To enable, setup a newrelic.js configuration
in the application that runs guv.
guv will one events of type GuvScaled per configured role/queue, with payload:
role: 'workerA' # guv role this event is for
app: 'imgflo' # Heroku app name
jobs: 142 # current jobs in queue
workers: 7 # new value for number of workers
fillrate: 2.1 # new jobs per second
drainrate: 1.7 # jobs completed per second
consumers: 3 # number of workers actually consuming from queue. Changes will trail workers
guv can report metrics about in-flight jobs to your statuspage.io.
See status.thegrid.io for an example.
Set the API key as an environment variable
export STATUSPAGE_API_TOKEN=mytoken
And configure in your guv.yaml file:
'*':
statuspage: 'my-statuspage-id'
workerA:
metric: 'my-statuspage-metric'
How to make the most out of guv.
guv config. You can use theguv-update-jobstats to update your configuration, given a set of measurements of processing time.To measure boot times, you can use the guv-heroku-workerstats tool.
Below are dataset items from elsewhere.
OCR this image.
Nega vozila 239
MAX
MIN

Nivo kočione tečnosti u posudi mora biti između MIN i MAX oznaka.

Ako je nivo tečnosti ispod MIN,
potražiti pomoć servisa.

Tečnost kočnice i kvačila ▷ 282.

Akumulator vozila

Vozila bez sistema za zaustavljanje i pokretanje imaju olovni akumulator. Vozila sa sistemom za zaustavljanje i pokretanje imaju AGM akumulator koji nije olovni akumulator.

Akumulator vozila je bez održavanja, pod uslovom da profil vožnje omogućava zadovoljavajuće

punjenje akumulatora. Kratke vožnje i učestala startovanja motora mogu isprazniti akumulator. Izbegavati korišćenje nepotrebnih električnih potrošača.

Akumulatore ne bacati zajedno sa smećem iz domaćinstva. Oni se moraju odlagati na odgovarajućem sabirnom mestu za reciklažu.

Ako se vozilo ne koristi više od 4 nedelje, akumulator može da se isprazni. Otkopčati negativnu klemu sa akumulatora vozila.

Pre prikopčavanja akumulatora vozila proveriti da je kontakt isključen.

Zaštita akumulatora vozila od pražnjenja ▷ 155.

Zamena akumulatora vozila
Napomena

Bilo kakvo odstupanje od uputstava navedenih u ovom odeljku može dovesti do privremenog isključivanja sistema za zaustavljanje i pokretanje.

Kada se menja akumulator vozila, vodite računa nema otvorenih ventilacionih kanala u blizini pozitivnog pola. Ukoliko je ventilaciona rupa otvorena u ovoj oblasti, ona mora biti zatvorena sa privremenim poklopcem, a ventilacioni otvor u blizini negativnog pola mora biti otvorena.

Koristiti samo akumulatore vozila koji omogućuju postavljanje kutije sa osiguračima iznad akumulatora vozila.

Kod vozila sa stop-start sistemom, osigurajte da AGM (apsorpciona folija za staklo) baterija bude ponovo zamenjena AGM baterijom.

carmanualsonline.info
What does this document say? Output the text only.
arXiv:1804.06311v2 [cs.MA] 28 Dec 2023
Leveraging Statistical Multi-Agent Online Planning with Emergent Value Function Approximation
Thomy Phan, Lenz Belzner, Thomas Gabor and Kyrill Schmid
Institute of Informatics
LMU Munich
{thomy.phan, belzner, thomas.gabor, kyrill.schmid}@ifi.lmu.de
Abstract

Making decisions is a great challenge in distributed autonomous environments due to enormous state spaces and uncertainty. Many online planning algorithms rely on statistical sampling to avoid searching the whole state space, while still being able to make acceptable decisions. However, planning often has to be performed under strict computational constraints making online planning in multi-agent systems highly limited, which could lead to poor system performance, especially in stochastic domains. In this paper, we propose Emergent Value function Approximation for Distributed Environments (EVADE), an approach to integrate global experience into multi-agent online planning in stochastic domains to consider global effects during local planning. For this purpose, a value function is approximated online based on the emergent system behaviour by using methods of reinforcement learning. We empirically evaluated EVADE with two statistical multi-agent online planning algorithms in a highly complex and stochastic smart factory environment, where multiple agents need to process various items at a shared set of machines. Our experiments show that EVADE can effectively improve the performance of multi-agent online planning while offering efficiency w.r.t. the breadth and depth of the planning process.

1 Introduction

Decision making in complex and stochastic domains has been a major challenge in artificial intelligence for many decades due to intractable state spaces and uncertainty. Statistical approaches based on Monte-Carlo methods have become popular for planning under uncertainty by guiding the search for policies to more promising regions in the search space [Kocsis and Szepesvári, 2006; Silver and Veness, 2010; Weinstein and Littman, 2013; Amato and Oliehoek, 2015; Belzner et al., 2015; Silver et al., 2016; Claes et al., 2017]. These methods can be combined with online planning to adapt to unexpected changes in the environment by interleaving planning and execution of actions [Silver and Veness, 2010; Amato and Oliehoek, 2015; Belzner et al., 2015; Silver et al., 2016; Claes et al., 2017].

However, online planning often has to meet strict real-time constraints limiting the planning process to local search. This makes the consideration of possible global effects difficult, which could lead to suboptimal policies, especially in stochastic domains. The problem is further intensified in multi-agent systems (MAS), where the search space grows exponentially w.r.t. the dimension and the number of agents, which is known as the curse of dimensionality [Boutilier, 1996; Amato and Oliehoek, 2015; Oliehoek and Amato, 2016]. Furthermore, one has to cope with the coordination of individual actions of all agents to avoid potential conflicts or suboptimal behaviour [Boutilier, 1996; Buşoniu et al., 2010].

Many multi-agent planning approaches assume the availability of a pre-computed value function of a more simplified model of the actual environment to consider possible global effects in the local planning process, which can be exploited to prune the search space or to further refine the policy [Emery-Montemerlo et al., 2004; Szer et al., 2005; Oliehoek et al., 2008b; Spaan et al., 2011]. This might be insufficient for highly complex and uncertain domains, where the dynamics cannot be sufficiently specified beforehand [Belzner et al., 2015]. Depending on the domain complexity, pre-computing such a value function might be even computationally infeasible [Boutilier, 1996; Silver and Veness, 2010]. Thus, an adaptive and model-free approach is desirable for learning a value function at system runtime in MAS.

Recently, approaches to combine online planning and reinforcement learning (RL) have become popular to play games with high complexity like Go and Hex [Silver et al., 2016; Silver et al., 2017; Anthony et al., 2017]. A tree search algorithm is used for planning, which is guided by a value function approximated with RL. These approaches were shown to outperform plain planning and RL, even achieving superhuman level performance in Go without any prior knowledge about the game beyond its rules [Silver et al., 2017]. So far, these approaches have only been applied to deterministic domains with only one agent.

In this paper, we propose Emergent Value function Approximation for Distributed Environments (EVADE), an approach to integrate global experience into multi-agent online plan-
If a single input queue is problematic, split up into multiple worker roles.
Or if the CPU/disk/network usage of processing of one queue is affecting processing of another queue too much.
There are currently no plans to consider multiple queues per role/worker when scaling.
As a rough guideline, job processing should ideally be on the order of 1-10 seconds.
prefetch, which is how many messages (jobs) a consumer accepts at the same time.For loads which have significant time spend on I/O this can increase efficiency at lot.
Communicating with external network services, or reading/writing files from disk.
For a mixed CPU/IO-bound load a prefetch of around 2*cpucores is a good baseline.
For primarily networked IO, try 10*cpucores.
Make sure to specify concurrency in your guv config, and that the workers have enough memory.